Excavator.... I gotta build me one of them! Ha one more thing to distract me at work. 

What size cylinder do you have on the inverted splitter?


----------



## Excavator (Nov 4, 2014)

19FarmHand78 said:


> Excavator.... I gotta build me one of them! Ha one more thing to distract me at work.
> 
> What size cylinder do you have on the inverted splitter?


the bottom cylinder =  Hydraulic Cylinder: 30 ton  5" Bore; 30" Stroke; 3" Rod; 3000 PSI

the top cylinder       =  Northern tool         3000 PSI, 4in. Bore, 30in. Stroke

This is old 3 point hitch splitter that I rebuilt and welded on top of inverted splitter.
I just recently installed a new cylinder from Northern Tool


----------



## Smoke Stack (Nov 4, 2014)

joes169 said:


> I had to look up the specs for your skid steer, but I have a similar sized Bobcat, with the same flow rate.  From my experience, you could likely run the loader just above idle, maybe 800 RPM or so, and have more power and speed than 80% of small gas engine splitters.  I use a home made splitter on the skid steer, and I wouldn't train it for anything else.  I noticed you used the term "wear and tear", but in reality, it's the easiest job you'll ever ask out of the machine.  No tire wear, no pin wear, low RPM use..........



Yeah, I figured low RPM and the machine would have no problem.
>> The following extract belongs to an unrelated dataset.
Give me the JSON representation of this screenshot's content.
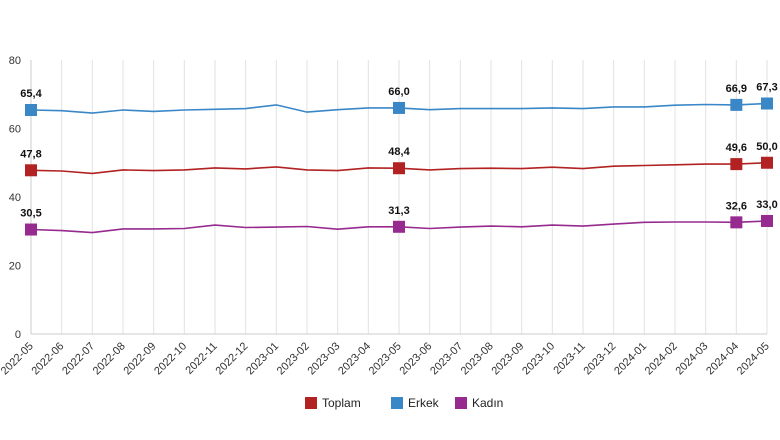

Good points about the pins and tires. Although, I think when using the inverted type alone, that type of wear and tear is still there. Excavator has the best setup that I've seen yet. He has officially changed my mind about an inverted ss splitter. I mean, really, why get out of the cab if you don't have to for those big rounds. Another good thing I just thought of about using the ss for splitting: noise. At an idle, my machine purrs quietly compared to any small gas engine.

Got any pics of that home made splitter?


----------



## Smoke Stack (Nov 4, 2014)

Excavator said:


> the bottom cylinder =  Hydraulic Cylinder: 30 ton  5" Bore; 30" Stroke; 3" Rod; 3000 PSI
> 
> the top cylinder       =  Northern tool         3000 PSI, 4in. Bore, 30in. Stroke
> 
> ...



Excavator, you've got an awesome setup! I like the fact that you keep modifying it. I never thought about having both types in one unit. Great idea!


----------